Bishop O’Hara, substituting for Cardinal Dolan who was battling the flu, reflected back to his childhood in an era when Christmas trees were decorated on Christmas Eve in time for the next morning. His father, John, waited late one Christmas Eve to purchase a tree, but none remained. He wound up purchasing a tree stump and a pile of branches for a quarter, and stayed up all night drilling holes into the stump for “meticulously fitting those branches into place.”

“I have a picture of that tree,” Bishop O’Hara said. “It’s the most beautiful tree our family ever had. It’s not because of its shape or the decorations, but rather because of the love that made it happen, the love of a father for his family.”

Bishop O’Hara tied in his story with the celebration of God’s love and the readings from Isaiah and Titus, which prepared all for the celebration of the birth of Jesus. Deacon James Bello, director of ministry and life for the archdiocese’s permanent diaconate office, read the Gospel from Luke about the Nativity of Jesus.

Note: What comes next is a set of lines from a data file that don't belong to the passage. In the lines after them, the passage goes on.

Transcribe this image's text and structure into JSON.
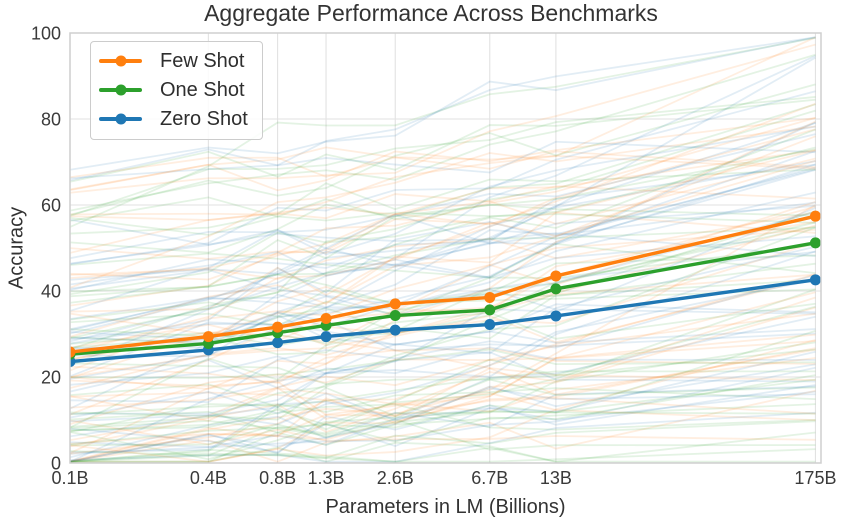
{
  "chart_data": {
    "type": "line",
    "title": "Aggregate Performance Across Benchmarks",
    "xlabel": "Parameters in LM (Billions)",
    "ylabel": "Accuracy",
    "x_scale": "log",
    "x_values": [
      0.1,
      0.4,
      0.8,
      1.3,
      2.6,
      6.7,
      13,
      175
    ],
    "x_ticklabels": [
      "0.1B",
      "0.4B",
      "0.8B",
      "1.3B",
      "2.6B",
      "6.7B",
      "13B",
      "175B"
    ],
    "y_ticks": [
      0,
      20,
      40,
      60,
      80,
      100
    ],
    "y_ticklabels": [
      "0",
      "20",
      "40",
      "60",
      "80",
      "100"
    ],
    "ylim": [
      0,
      100
    ],
    "xlim": [
      0.1,
      185
    ],
    "grid": true,
    "legend_position": "upper left",
    "series": [
      {
        "name": "Few Shot",
        "color": "#ff7f0e",
        "values": [
          25.8,
          29.4,
          31.6,
          33.6,
          37.0,
          38.5,
          43.5,
          57.4
        ]
      },
      {
        "name": "One Shot",
        "color": "#2ca02c",
        "values": [
          25.3,
          27.8,
          30.3,
          32.0,
          34.3,
          35.6,
          40.5,
          51.2
        ]
      },
      {
        "name": "Zero Shot",
        "color": "#1f77b4",
        "values": [
          23.6,
          26.3,
          28.0,
          29.4,
          30.9,
          32.2,
          34.2,
          42.6
        ]
      }
    ],
    "background_lines": {
      "description": "faint individual-benchmark curves, one bundle per series color",
      "per_series_count": 44,
      "opacity": 0.13,
      "stroke_width": 1.8,
      "seed": 11
    },
    "style": {
      "grid_color": "#e2e2e2",
      "spine_color": "#cfcfcf",
      "tick_text_color": "#3a3a3a",
      "title_color": "#333333"
    }
  }
}
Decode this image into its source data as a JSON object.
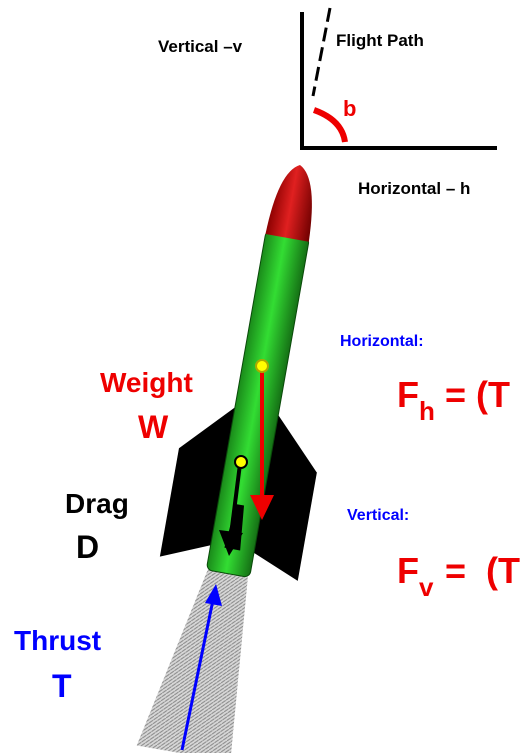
{
  "axes": {
    "vertical": "Vertical –v",
    "flight_path": "Flight Path",
    "angle": "b",
    "horizontal": "Horizontal – h"
  },
  "forces": {
    "weight": {
      "name": "Weight",
      "symbol": "W"
    },
    "drag": {
      "name": "Drag",
      "symbol": "D"
    },
    "thrust": {
      "name": "Thrust",
      "symbol": "T"
    }
  },
  "equations": {
    "horizontal": {
      "heading": "Horizontal:",
      "symbol": "F",
      "subscript": "h",
      "rhs": "= (T"
    },
    "vertical": {
      "heading": "Vertical:",
      "symbol": "F",
      "subscript": "v",
      "rhs": "=  (T"
    }
  }
}
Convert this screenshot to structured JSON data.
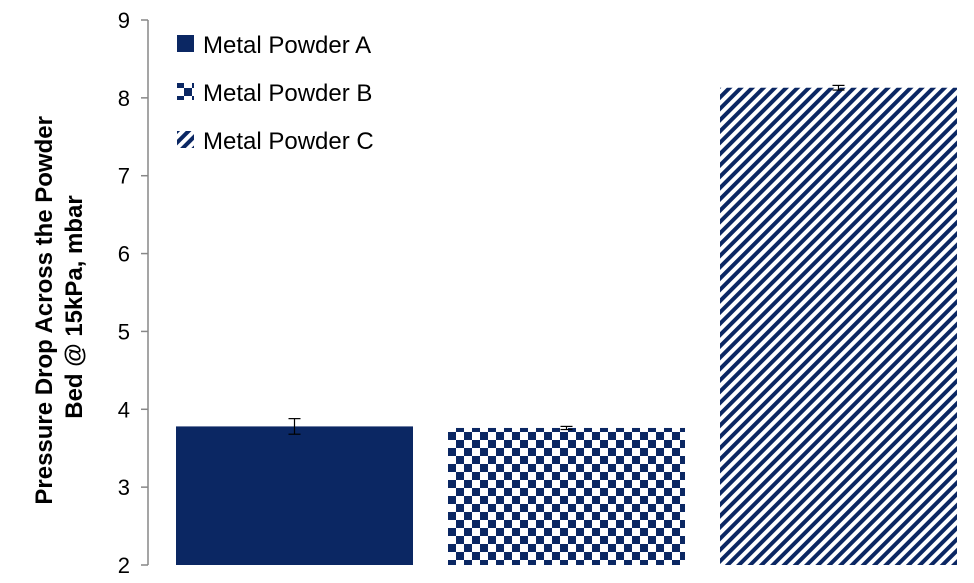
{
  "chart_data": {
    "type": "bar",
    "title": "",
    "ylabel_lines": [
      "Pressure Drop Across the Powder",
      "Bed @ 15kPa, mbar"
    ],
    "xlabel": "",
    "ylim": [
      2,
      9
    ],
    "yticks": [
      "2",
      "3",
      "4",
      "5",
      "6",
      "7",
      "8",
      "9"
    ],
    "grid": false,
    "legend_position": "top-left",
    "series": [
      {
        "name": "Metal Powder A",
        "value": 3.78,
        "error": 0.1,
        "pattern": "solid"
      },
      {
        "name": "Metal Powder B",
        "value": 3.76,
        "error": 0.02,
        "pattern": "checker"
      },
      {
        "name": "Metal Powder C",
        "value": 8.13,
        "error": 0.03,
        "pattern": "diagonal"
      }
    ],
    "colors": {
      "bar": "#0b2763",
      "background": "#ffffff",
      "axis": "#878787"
    }
  }
}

“This morning we celebrate the love of a Father, the Father of us all, the Father who loves his children, his family, a love that sends his Son to take to Himself our human nature, the pluses and minuses, sharing in our sorrows, trials, tragedies, disappointments,” said Bishop O’Hara, who is the episcopal vicar of South, East and West Manhattan and Staten Island.

“Picking up the broken branches of our lives and drawing them gently to Himself, to His healing, life-giving love, and as he attaches those branches of our lives to Himself, he embarks to us His divine life so that we can be that great light shining in the darkness of our own times.”

Bishop O’Hara began his homily by asking everyone in the cathedral to turn to their neighbors to wish them a Merry Christmas.

“After all, if we are going to spend eternity with one another, it’s time for us to get acquainted and what a beautiful morning to do so,’’ he said.

At the start of Mass, the bishop placed the figure of the baby Jesus in the Christmas crèche.